Solomon's Dedication: Two Sevens
The dedication of the temple combines the dedication of the altar with the appointed feast, producing a fourteen-day assembly. The narrative in Kings sums it up directly: "So Solomon held the feast at that time, and all Israel with him, a great assembly, from the entrance of Hamath to the brook of Egypt, before Yahweh our God, seven days and seven days, even fourteen days" (1 Kgs 8:65). The reach of the assembly — "from the entrance of Hamath to the brook of Egypt" — measures the gathering's scale; the doubling of the seven days measures its protraction.
The Chronicler gives the same period in fuller detail and adds the closing solemn assembly: "So Solomon held the feast at that time seven days, and all Israel with him, a very great assembly, from the entrance of Hamath to the brook of Egypt. And on the eighth day they held a solemn assembly: for they kept the dedication of the altar seven days, and the feast seven days. And on the three and twentieth day of the seventh month he sent the people away to their tents, joyful and glad of heart for the goodness that Yahweh had shown to David, and to Solomon, and to Israel his people" (2 Chr 7:8-10). The two sevens are explicitly accounted for — one for the altar's dedication, one for the feast — and the closing eighth-day solemn assembly extends the gathering further before the dismissal on the twenty-third of the seventh month.

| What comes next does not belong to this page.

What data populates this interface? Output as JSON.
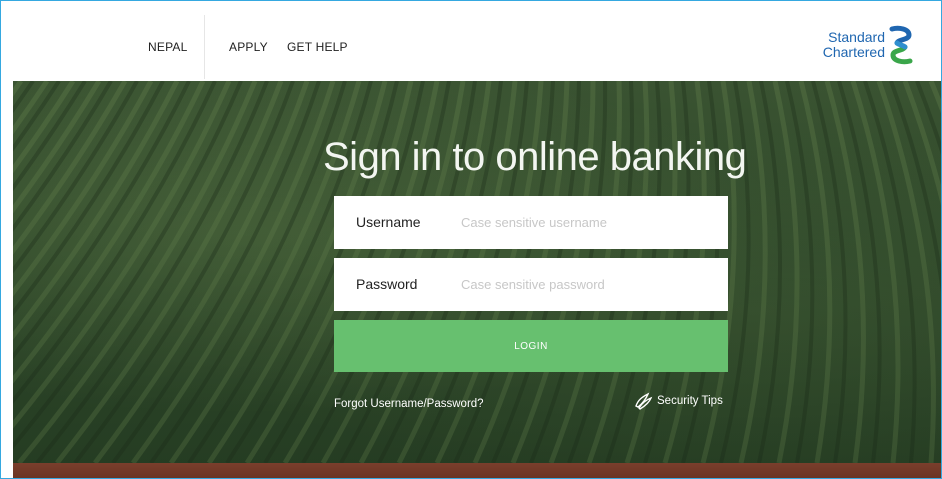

Hezekiah's Passover: A Voluntary Extension
The Hezekiah notice is briefer and the protraction is by congregational decision rather than royal program: "And the whole assembly took counsel to keep another seven days; and they kept [another] seven days with gladness" (2 Chr 30:23). The first seven days are the Passover and Unleavened Bread observance already kept; the second seven are added by the assembly's own counsel. The mood — "with gladness" — and the doubled length echo the Solomonic pattern.
Together these notices establish the protracted-meeting pattern as already biblical: an appointed assembly may be lengthened, by king or by congregational decision, when the goodness of Yahweh and the joy of the people warrant it.